Reunited with her parents and brother Ben, Jenny spends the first night back home in her old room which is now just a sort of awkward spare room with a fold-out bed and a Playstation, and as she lies in the dark pondering her new life she hears Ben outside her room say something that will make her start wondering whether coming home was such a good idea. Something in the Kristal home seems off, and even though Jenny certainly has plenty of secrets of her own, it seems her family may have even more reason to be secretive. Though the first few weeks back are filled with the trauma of reporters begging for interviews and the police keen to find out what happened to Jenny all those years ago, nothing is as ominous as the life Jenny Kristal seemed to have lived before she was kidnapped. Her mind races with questions, the most notable one being why Ben doesn’t seem to be very happy with his sister’s return, and why he is constantly trying to match his own memories of their childhood with her own. He seemed to struggle for years with her disappearance according to his online ramblings. Is he testing her?
“Be careful. You’re not safe in that house.”
In addition to Ben’s suspicions, and her parent’s very obvious lack of suspicion, Jenny begins receiving messages on her Facebook account from an anonymous stranger warning her that she may no longer be safe in the Kristal’s home. Jenny also learns of a retired policeman who had tried unsuccessfully for years to make contact with her parents regarding her case, and whom they chose to ignore. Why? Instead of settling in Jenny feels more and more alienated by her new life, and by the Jenny that once was. Who was Jenny Kristal at six years old? Why did all her old neighbors in their individual testimonies refer to her as a “normal….sweet, adorable, six-year-old girl”, all using the exact same phrasing, and yet as Jenny investigates further it turns out she didn’t appear to have had any friends growing up at all? As more and more questions appear around every corner, and an anxious-ridden feeling permeates Jenny’s new life the names of other missing girls from all those years ago start coming up…

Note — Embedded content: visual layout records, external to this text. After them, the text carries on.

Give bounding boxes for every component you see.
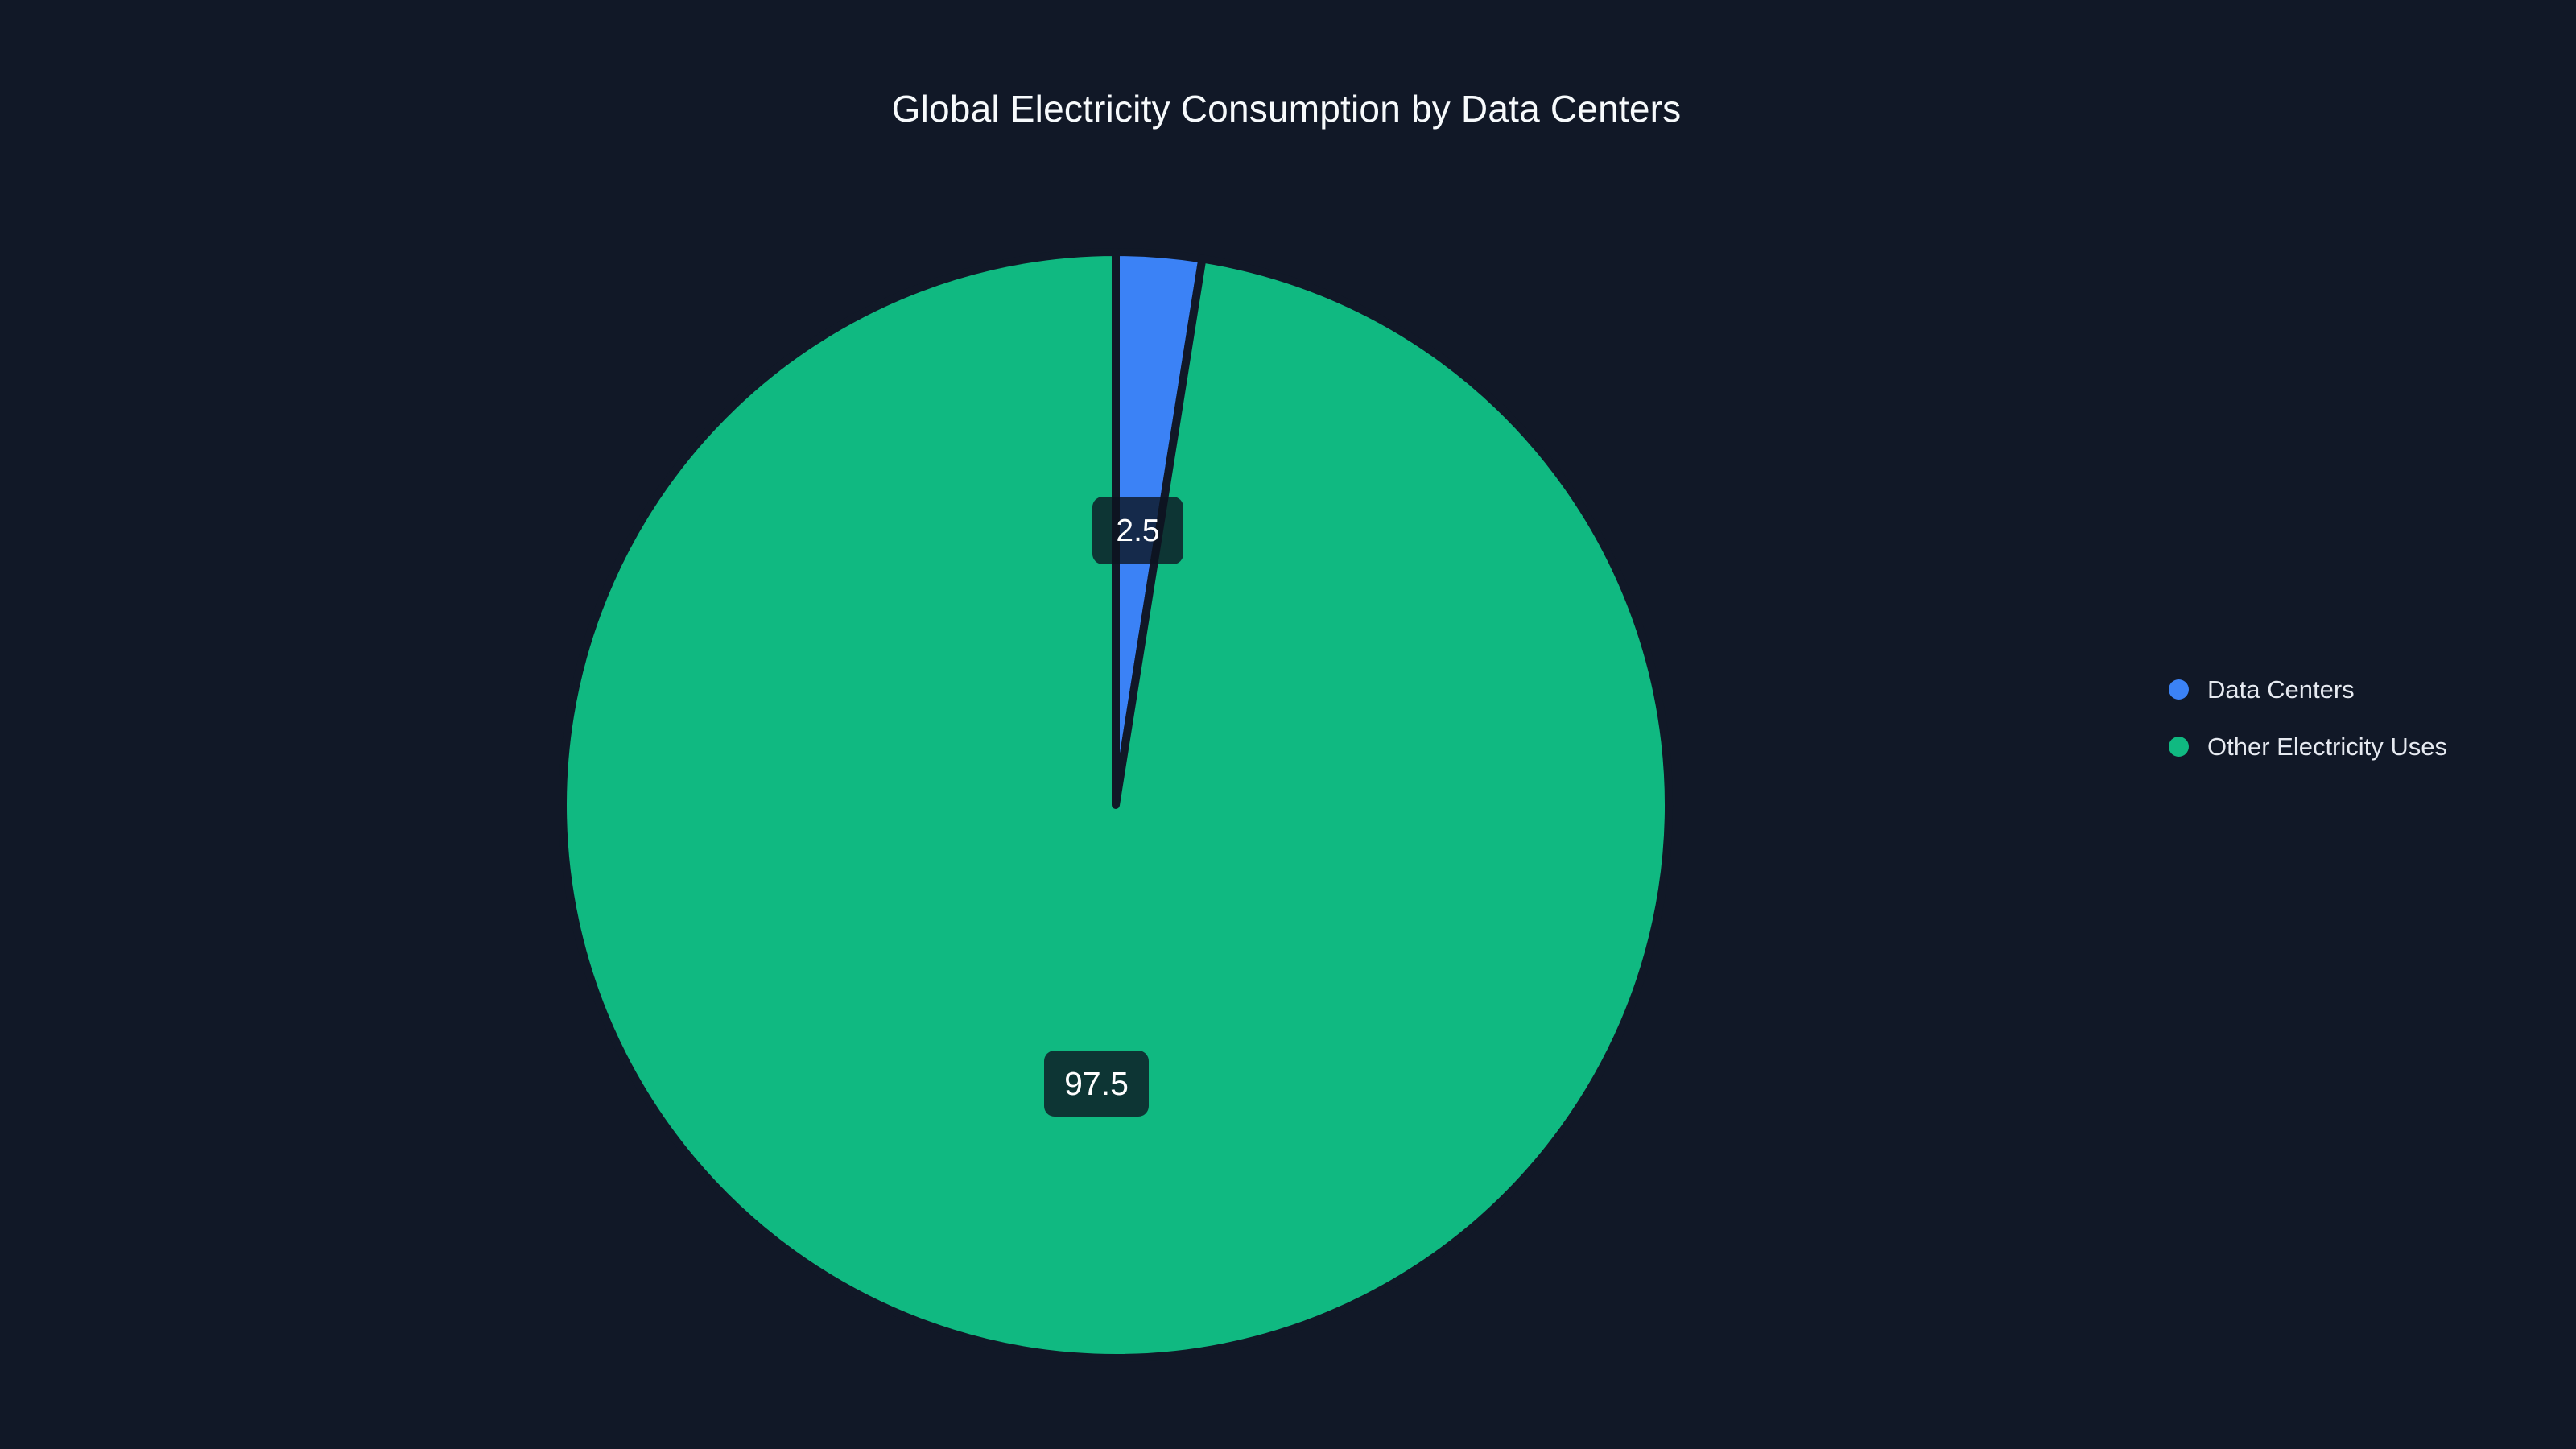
legend: Data Centers Other Electricity Uses (2169, 675, 2507, 761)
legend-swatch-icon (2169, 679, 2189, 700)
page-title: Global Electricity Consumption by Data C… (0, 87, 2576, 130)
slice-value-label-data-centers: 2.5 (1092, 497, 1183, 564)
legend-item-label: Data Centers (2207, 675, 2355, 704)
slice-value-text: 2.5 (1116, 513, 1160, 548)
pie-slices-group (559, 248, 1673, 1362)
legend-item-data-centers[interactable]: Data Centers (2169, 675, 2507, 704)
legend-swatch-icon (2169, 736, 2189, 757)
legend-item-label: Other Electricity Uses (2207, 732, 2448, 761)
legend-item-other-electricity-uses[interactable]: Other Electricity Uses (2169, 732, 2507, 761)
slice-value-label-other-electricity-uses: 97.5 (1044, 1051, 1149, 1117)
chart-title-text: Global Electricity Consumption by Data C… (891, 88, 1682, 130)
slice-value-text: 97.5 (1064, 1064, 1129, 1102)
pie-slice[interactable] (559, 248, 1673, 1362)
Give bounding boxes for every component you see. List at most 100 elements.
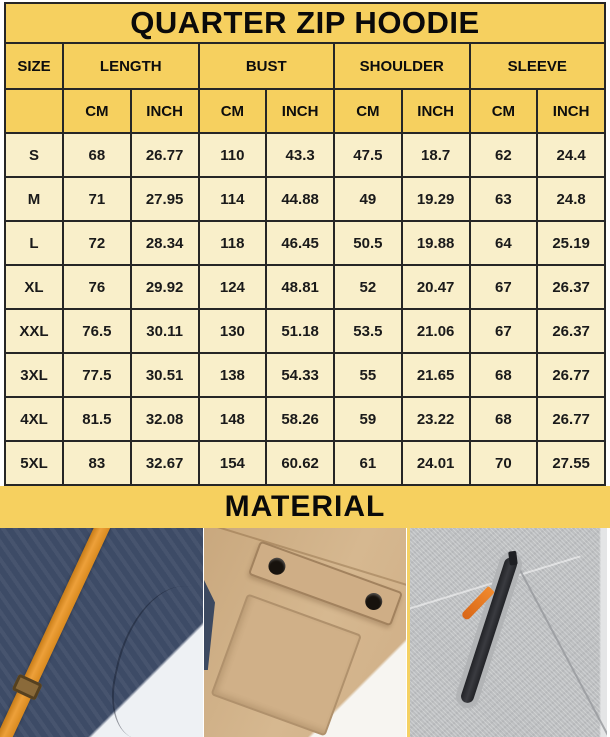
value-cell: 58.26: [265, 396, 335, 442]
value-cell: 18.7: [400, 132, 471, 178]
material-heading-band: MATERIAL: [0, 486, 610, 528]
col-header-length: LENGTH: [62, 42, 200, 90]
col-header-sleeve: SLEEVE: [468, 42, 606, 90]
material-photos-strip: [0, 528, 610, 737]
value-cell: 27.55: [536, 440, 606, 486]
value-cell: 54.33: [265, 352, 335, 398]
photo-khaki-snap-pocket: [204, 528, 406, 737]
value-cell: 26.77: [129, 132, 200, 178]
value-cell: 28.34: [129, 220, 200, 266]
value-cell: 62: [468, 132, 539, 178]
value-cell: 67: [468, 264, 539, 310]
value-cell: 32.67: [129, 440, 200, 486]
table-row-xxl: XXL 76.5 30.11 130 51.18 53.5 21.06 67 2…: [4, 308, 606, 354]
value-cell: 26.77: [536, 396, 606, 442]
value-cell: 77.5: [62, 352, 132, 398]
table-row-s: S 68 26.77 110 43.3 47.5 18.7 62 24.4: [4, 132, 606, 178]
value-cell: 70: [468, 440, 539, 486]
value-cell: 46.45: [265, 220, 335, 266]
value-cell: 64: [468, 220, 539, 266]
value-cell: 63: [468, 176, 539, 222]
value-cell: 138: [197, 352, 268, 398]
size-cell: 4XL: [4, 396, 64, 442]
value-cell: 27.95: [129, 176, 200, 222]
cargo-pocket: [209, 540, 404, 737]
value-cell: 72: [62, 220, 132, 266]
value-cell: 24.4: [536, 132, 606, 178]
seam-line-lower: [514, 560, 607, 737]
unit-header-row: CM INCH CM INCH CM INCH CM INCH: [4, 88, 606, 134]
value-cell: 21.06: [400, 308, 471, 354]
snap-button-right: [362, 590, 385, 613]
col-header-shoulder: SHOULDER: [333, 42, 471, 90]
value-cell: 24.8: [536, 176, 606, 222]
value-cell: 118: [197, 220, 268, 266]
value-cell: 68: [468, 396, 539, 442]
unit-header-bust-inch: INCH: [265, 88, 335, 134]
value-cell: 52: [333, 264, 403, 310]
photo-gray-fleece-zip-pocket: [407, 528, 607, 737]
size-cell: L: [4, 220, 64, 266]
unit-header-length-inch: INCH: [129, 88, 200, 134]
snap-button-left: [266, 555, 288, 578]
value-cell: 76.5: [62, 308, 132, 354]
navy-fabric-edge: [204, 580, 215, 670]
size-cell: 3XL: [4, 352, 64, 398]
orange-drawstring: [0, 528, 115, 737]
col-header-size: SIZE: [4, 42, 64, 90]
value-cell: 124: [197, 264, 268, 310]
value-cell: 68: [468, 352, 539, 398]
value-cell: 81.5: [62, 396, 132, 442]
size-cell: S: [4, 132, 64, 178]
value-cell: 67: [468, 308, 539, 354]
material-heading: MATERIAL: [224, 490, 386, 523]
value-cell: 61: [333, 440, 403, 486]
size-cell: XXL: [4, 308, 64, 354]
title-row: QUARTER ZIP HOODIE: [4, 2, 606, 44]
value-cell: 53.5: [333, 308, 403, 354]
unit-header-empty: [4, 88, 64, 134]
value-cell: 154: [197, 440, 268, 486]
value-cell: 110: [197, 132, 268, 178]
value-cell: 49: [333, 176, 403, 222]
value-cell: 76: [62, 264, 132, 310]
value-cell: 55: [333, 352, 403, 398]
value-cell: 83: [62, 440, 132, 486]
value-cell: 29.92: [129, 264, 200, 310]
table-row-5xl: 5XL 83 32.67 154 60.62 61 24.01 70 27.55: [4, 440, 606, 486]
value-cell: 71: [62, 176, 132, 222]
value-cell: 50.5: [333, 220, 403, 266]
zipper-top-tab: [508, 550, 518, 566]
value-cell: 47.5: [333, 132, 403, 178]
value-cell: 20.47: [400, 264, 471, 310]
page-title: QUARTER ZIP HOODIE: [4, 2, 606, 44]
drawstring-buckle: [11, 673, 43, 701]
unit-header-sleeve-inch: INCH: [536, 88, 606, 134]
size-cell: XL: [4, 264, 64, 310]
photo-navy-fleece-orange-drawstring: [0, 528, 203, 737]
size-cell: M: [4, 176, 64, 222]
table-row-xl: XL 76 29.92 124 48.81 52 20.47 67 26.37: [4, 264, 606, 310]
value-cell: 26.37: [536, 308, 606, 354]
value-cell: 60.62: [265, 440, 335, 486]
value-cell: 130: [197, 308, 268, 354]
value-cell: 24.01: [400, 440, 471, 486]
column-group-header-row: SIZE LENGTH BUST SHOULDER SLEEVE: [4, 42, 606, 90]
value-cell: 48.81: [265, 264, 335, 310]
value-cell: 25.19: [536, 220, 606, 266]
value-cell: 30.51: [129, 352, 200, 398]
value-cell: 21.65: [400, 352, 471, 398]
value-cell: 114: [197, 176, 268, 222]
value-cell: 26.77: [536, 352, 606, 398]
table-row-m: M 71 27.95 114 44.88 49 19.29 63 24.8: [4, 176, 606, 222]
value-cell: 51.18: [265, 308, 335, 354]
value-cell: 68: [62, 132, 132, 178]
value-cell: 23.22: [400, 396, 471, 442]
size-cell: 5XL: [4, 440, 64, 486]
value-cell: 30.11: [129, 308, 200, 354]
value-cell: 44.88: [265, 176, 335, 222]
value-cell: 148: [197, 396, 268, 442]
col-header-bust: BUST: [197, 42, 335, 90]
zipper: [459, 550, 519, 705]
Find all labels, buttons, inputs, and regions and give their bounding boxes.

Barnett’s well-plotted thriller keeps the reader constantly guessing, and even when you think you have figured it all out you very quickly realize you do not in fact know anything at all. Much like the feeling of anxiety, Safe keeps you turning the pages nervously as you wait for all the lurking secrets to implode upon this clearly traumatized family. Memories, and how they can be manipulated and altered over time is a major device that allows for the constant feeling of unreliability. As with any good thriller the unknown is a major player, and the untrustworthy characters and a past filled with empty chasms makes for a nerve-wracking read.